In fact, one of the most spectacular cases of witchcraft in Canadian history involved a teacher from Lambton County, who was charged following a series of bizarre events that continue to perplex researchers to this day.
Last week, QMI news reported a man named Yacouba Fofana has been charged under an obscure anti-sorcery provision in the Criminal Code of Canada.
Working under the name Professor Alfoseny, Fofana ran ads calling himself a “clairvoyant medium” able to perform a range of personal services with “guaranteed results.”
Two Torontonians have also been charged in recent years under the witchcraft statute, which is designed to prevent fraud artists from bilking the gullible and vulnerable.

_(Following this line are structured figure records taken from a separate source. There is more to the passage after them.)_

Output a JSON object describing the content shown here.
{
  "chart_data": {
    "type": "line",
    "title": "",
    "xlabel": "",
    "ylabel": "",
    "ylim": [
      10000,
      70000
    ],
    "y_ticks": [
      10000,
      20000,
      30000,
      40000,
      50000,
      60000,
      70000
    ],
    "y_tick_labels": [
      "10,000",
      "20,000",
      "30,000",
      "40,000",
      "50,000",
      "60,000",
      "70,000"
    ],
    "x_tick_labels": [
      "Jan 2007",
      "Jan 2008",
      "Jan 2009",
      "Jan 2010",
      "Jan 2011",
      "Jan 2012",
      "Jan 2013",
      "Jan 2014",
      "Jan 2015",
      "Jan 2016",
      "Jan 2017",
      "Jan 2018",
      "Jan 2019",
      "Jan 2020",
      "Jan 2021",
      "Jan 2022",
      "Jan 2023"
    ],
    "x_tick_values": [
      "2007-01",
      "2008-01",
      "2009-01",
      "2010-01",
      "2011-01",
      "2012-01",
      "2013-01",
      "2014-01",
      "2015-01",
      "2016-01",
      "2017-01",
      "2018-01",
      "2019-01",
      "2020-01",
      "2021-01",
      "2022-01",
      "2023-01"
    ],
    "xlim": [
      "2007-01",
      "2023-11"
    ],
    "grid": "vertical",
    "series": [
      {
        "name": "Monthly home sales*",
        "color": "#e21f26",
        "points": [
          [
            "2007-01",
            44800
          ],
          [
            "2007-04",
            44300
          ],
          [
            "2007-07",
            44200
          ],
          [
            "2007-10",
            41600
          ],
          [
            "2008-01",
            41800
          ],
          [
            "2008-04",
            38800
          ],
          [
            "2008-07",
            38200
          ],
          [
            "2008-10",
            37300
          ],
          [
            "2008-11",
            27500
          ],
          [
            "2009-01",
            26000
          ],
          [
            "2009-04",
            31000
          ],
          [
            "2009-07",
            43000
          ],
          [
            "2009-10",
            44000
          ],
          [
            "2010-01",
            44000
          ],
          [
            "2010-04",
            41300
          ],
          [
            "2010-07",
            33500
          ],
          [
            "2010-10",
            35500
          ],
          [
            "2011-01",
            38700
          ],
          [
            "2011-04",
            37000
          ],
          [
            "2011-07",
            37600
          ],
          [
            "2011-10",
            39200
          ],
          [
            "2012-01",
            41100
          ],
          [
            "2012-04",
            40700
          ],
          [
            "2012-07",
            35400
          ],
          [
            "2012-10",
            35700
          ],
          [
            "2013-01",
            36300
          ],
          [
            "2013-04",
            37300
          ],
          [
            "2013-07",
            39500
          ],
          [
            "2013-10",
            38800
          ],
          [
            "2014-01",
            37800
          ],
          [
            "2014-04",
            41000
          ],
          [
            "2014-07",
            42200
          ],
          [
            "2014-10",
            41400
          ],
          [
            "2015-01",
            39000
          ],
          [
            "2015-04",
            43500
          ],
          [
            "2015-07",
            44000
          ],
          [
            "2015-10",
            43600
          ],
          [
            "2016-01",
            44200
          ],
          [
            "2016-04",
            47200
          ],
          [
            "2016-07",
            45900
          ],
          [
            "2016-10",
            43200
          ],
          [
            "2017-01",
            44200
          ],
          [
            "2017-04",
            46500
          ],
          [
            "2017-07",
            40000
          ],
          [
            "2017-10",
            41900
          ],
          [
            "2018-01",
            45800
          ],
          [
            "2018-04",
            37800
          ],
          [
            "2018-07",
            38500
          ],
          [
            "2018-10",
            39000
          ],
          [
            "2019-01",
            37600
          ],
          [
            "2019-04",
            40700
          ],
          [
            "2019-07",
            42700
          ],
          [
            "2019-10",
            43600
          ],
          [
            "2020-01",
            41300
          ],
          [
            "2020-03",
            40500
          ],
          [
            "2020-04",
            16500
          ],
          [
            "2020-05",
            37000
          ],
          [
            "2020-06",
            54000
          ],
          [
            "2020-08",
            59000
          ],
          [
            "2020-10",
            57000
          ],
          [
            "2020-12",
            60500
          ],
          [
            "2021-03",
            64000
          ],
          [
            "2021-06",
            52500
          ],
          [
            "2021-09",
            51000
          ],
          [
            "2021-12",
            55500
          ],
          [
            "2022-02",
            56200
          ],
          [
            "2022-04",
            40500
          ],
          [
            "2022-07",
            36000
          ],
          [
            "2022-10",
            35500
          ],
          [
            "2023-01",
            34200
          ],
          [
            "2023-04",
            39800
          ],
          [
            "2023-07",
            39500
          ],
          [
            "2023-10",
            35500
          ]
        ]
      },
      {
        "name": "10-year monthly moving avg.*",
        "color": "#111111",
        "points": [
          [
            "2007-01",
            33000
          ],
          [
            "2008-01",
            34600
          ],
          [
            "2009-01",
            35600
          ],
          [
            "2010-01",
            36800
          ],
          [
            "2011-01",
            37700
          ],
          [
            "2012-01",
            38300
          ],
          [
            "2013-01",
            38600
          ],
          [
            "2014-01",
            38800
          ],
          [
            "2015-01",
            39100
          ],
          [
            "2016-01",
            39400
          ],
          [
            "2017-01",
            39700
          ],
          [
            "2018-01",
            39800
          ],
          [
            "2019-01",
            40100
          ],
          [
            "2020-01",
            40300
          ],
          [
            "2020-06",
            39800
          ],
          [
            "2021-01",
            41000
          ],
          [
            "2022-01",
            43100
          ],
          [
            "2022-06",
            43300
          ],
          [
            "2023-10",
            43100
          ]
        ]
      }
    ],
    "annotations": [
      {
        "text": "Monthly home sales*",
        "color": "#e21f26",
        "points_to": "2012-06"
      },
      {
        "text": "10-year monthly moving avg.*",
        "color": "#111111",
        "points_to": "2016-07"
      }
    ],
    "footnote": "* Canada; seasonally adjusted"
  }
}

But much stranger were the allegations of witchcraft levied against Robert Baker, a schoolteacher from what’s now St. Clair Township in the year 1829.
That fall, the pioneer settlement of Baldoon, about 40 miles south of Sarnia, was plagued with a series of unexplained incident that history books refer to as the Baldoon Mystery.
Windows were repeatedly shot out, fires started up spontaneously and barn beams were suddenly dislodged at the farm of one John McDonald, a Scottish immigrant on the Chenail Ecarte.
Tramping feet were heard in the night, a baby’s cradle was violently rocked by an unseen hand and objects flew wildly about the farmhouse.
Over time the hauntings became more frequent, repetitive and witnessed by many people.
As word spread local tourists showed up, and they weren’t disappointed. One visitor named William Fleury described how, with 20 people witnessing it, a bedstead slid from side to side across the room and chairs moved with people seated on them.
“I also saw the pot of boiling water come off the fireplace, and sail about the room over our heads, and never spill a drop, and then return to its starting place,” he said.
Police constables were dispatched from Toronto and they too viewed the bizarre events but were unable to explain them.
Finally, early in 1830, suspicion fell on Robert Baker, who was a known dabbler in the occult. He was tried and convicted of practising witchcraft and sentenced to a year in London jail.
But the fires and floating objects continued, and the only resident of Sarnia-Lambton ever convicted of witchcraft appealed his sentence and was released.
As ghost stories go the Baldoon Mystery is a remarkable one for its depth of detail and documentation. Books have been written and theories abound, but what really happened at Baldoon 185 years ago has never fully been explained.